Problem 1

The model I used to is a standard hierarchical spatial model \[Z | \beta, Y, \tau^2_{\epsilon} \sim Gau(X\beta + Y, \tau^2_{\epsilon}I)\] where \(Z\) is the response variable, \(\beta\) is the fixed effect for location (trend) , \(Y\) is the random effect for spatial dependency and \(\tau^2_{\epsilon}\) is the error. Moreover, a Multivariate normal distribution is assumed for \(Y\) with mean \(0\) and a gaussian covaiance structure \(\rho(h) = \sigma_0^2 \exp(-h/\phi))\).
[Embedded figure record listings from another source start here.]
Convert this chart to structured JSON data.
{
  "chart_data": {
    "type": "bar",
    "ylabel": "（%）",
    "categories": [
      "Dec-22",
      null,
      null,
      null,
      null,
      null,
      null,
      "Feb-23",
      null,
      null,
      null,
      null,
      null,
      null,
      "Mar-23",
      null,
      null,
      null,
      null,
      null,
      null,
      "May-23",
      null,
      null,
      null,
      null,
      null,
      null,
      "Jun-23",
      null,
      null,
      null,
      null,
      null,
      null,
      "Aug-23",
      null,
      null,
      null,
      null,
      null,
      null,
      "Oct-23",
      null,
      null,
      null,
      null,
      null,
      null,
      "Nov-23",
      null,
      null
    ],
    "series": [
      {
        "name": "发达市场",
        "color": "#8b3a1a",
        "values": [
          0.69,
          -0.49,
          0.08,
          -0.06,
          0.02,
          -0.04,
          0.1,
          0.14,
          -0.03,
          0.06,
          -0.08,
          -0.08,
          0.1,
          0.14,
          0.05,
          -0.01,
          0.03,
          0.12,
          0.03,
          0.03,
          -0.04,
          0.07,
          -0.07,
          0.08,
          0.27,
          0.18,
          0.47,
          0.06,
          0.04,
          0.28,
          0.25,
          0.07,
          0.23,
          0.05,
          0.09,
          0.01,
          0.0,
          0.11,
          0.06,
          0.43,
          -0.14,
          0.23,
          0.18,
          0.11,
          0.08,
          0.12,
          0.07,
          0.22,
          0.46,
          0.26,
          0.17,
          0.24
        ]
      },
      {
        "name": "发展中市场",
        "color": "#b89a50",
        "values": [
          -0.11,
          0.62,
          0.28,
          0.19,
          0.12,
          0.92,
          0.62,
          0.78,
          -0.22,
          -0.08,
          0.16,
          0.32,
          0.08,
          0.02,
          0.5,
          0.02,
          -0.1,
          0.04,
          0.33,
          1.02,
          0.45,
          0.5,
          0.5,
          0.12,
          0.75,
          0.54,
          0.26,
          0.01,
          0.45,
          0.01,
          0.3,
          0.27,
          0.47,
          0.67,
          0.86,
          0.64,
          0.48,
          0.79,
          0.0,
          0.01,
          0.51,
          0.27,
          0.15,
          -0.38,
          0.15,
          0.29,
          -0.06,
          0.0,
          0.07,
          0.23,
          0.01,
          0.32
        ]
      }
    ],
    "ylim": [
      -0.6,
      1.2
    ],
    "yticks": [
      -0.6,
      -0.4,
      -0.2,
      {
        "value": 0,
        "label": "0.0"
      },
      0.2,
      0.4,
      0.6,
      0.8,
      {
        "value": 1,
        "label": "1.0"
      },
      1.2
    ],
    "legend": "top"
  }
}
The parameters are \(\beta, \tau^2_{\epsilon}, \phi, \sigma_0^2\).

The priors are: \[p(\beta) \propto N(\mu_{\beta}, \Sigma_{\beta})\] \[\sigma_0^2 \propto 1/\sigma_0^2\] \[\phi \propto 1\] \[p(\tau^2_{\epsilon} / \sigma_0^2) \propto 1\]

Problem 2

The prior for \(\beta\) is set to be a multivariate normal distribution with mean and covariance matrix obtained from the MLE.

The prior for \(tau^2\) and \(phi\) are discrete uniform. The discrete values are chosen to centered at the MLE.

The choice of prior for \(\sigma_0^2\) is the Jeffrey’s prior.

Since we don’t have any other prior information, the priors are chosen to be as non-informative as possible.

Problem 3

The posterior distribution for \(\beta\) is normal with mean 620.9362645, -1.3380109, -1.1636347. See the plots for the posterior distribution for \(\beta\).

The following two plots showed evidence of bayesian learning: the posterior is a compromise between data and the prior.

Problem 4

Problem 5

I changed to a flat prior on \(\beta\)s. This is dramatically different because the previous one used the mean and variance from the MLE and that a lot of prior information. This led to a smaller estimator of \(\tau^2\) and smaller variance in the estimator of \(\phi\) (see the last plot).